The $4.1 million in projected GROSS revenue from Ordinance 2017-209 includes all of the city’s high costs for providing up to five million gallons of additional water per day (or 9.1 BILLION additional gallons of treated water over five years) to Chesterfield County. The city’s costs for providing an additional 9.1 billion gallons of treated water to the county include salaries of employees, costs for running the electrical pumps, chemicals for purifying the water, etc.
Because the city would be contractually responsible for the 4,000 feet of supply water line to the proposed facility at a cost to the city of $1.7 million, the city would actually run a NET LOSS in the five years starting in 2021.
Ordinance 2017-209 would continue for another generation the agreement where the city makes only 5% over actual costs on water volume sold to the county, which comes to only 3.5 cents per ccf (hundred cubic feet) or about $85,000 per year. Capital cost reimbursement from the project is contractually limited to reimbursement for the ACTUAL COSTS the city incurs.
Selling water volume to the county at 5% over actual costs while selling water to Richmonder’s at 500% over actual costs puts city businesses at a serious competitive disadvantage.

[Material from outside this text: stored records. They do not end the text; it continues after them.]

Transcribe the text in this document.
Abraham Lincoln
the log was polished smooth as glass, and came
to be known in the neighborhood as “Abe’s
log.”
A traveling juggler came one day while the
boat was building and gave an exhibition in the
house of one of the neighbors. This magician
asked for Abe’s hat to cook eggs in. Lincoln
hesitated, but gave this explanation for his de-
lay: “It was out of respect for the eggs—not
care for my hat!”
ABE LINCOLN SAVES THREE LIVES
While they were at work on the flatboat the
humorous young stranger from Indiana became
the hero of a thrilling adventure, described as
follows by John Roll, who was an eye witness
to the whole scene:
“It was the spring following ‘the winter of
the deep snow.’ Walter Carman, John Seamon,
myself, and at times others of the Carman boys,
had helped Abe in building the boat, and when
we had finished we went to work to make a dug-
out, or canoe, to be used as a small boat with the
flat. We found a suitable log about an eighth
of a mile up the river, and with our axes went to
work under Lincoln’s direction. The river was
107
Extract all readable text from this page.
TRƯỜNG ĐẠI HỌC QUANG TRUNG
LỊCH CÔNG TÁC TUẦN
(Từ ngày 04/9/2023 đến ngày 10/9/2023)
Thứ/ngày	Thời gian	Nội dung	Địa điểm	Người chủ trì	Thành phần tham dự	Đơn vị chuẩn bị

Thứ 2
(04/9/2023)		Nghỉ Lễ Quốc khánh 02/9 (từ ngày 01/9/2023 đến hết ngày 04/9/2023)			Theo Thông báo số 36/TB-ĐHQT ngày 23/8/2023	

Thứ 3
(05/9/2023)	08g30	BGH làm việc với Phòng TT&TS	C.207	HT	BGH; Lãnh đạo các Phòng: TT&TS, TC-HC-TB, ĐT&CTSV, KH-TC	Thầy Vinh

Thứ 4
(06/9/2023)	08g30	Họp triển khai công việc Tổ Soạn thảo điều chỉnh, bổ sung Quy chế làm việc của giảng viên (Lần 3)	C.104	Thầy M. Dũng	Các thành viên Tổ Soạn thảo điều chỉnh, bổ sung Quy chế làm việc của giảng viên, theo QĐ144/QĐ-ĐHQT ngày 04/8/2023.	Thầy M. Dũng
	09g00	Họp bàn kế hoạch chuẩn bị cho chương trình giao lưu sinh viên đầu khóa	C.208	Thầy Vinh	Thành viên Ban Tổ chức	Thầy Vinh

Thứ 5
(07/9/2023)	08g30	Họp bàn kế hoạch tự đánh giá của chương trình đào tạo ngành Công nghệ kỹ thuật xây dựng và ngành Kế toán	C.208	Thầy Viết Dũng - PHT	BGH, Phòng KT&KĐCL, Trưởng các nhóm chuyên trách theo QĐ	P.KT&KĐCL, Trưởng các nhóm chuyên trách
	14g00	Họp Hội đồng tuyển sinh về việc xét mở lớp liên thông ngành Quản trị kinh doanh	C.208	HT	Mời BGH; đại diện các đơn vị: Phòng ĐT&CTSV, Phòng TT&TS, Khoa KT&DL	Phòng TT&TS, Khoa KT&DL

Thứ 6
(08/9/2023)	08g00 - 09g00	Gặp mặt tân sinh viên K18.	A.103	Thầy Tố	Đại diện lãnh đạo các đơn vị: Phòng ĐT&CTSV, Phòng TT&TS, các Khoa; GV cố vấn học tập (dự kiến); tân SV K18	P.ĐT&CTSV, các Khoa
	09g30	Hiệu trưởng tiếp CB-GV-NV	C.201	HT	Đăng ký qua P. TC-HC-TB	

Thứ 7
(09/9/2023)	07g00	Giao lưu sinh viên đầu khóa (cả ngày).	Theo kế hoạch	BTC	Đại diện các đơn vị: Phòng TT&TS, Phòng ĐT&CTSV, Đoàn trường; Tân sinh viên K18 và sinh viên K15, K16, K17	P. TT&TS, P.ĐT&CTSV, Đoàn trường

This cheap water provided by the city is fueling the county’s potential new MEGA SITE and new Niagara water bottling plant.
Even worse: if the county unilaterally decides not to renew the lease, Ordinance 2017-209 would contractually obligate the city to pay the county for the entire $7.5 million water tank and pumping station in Larus Park, less depreciation, even if the city does not need or want the water facility.
Why should Richmond sacrifice sacred city parkland in Larus Park in order to run a NET LOSS over the next five years with the county on this water deal that puts Richmond businesses at a serious competitive disadvantage?
Honorable Members of Council, please look closely at the terms of the proposed Ordinance 2017-209 in light of the revelation in today’s Times Dispatch that the administration is deceptively projecting GROSS rather than NET revenue from the project.
Thank you very much for closely examining this issue.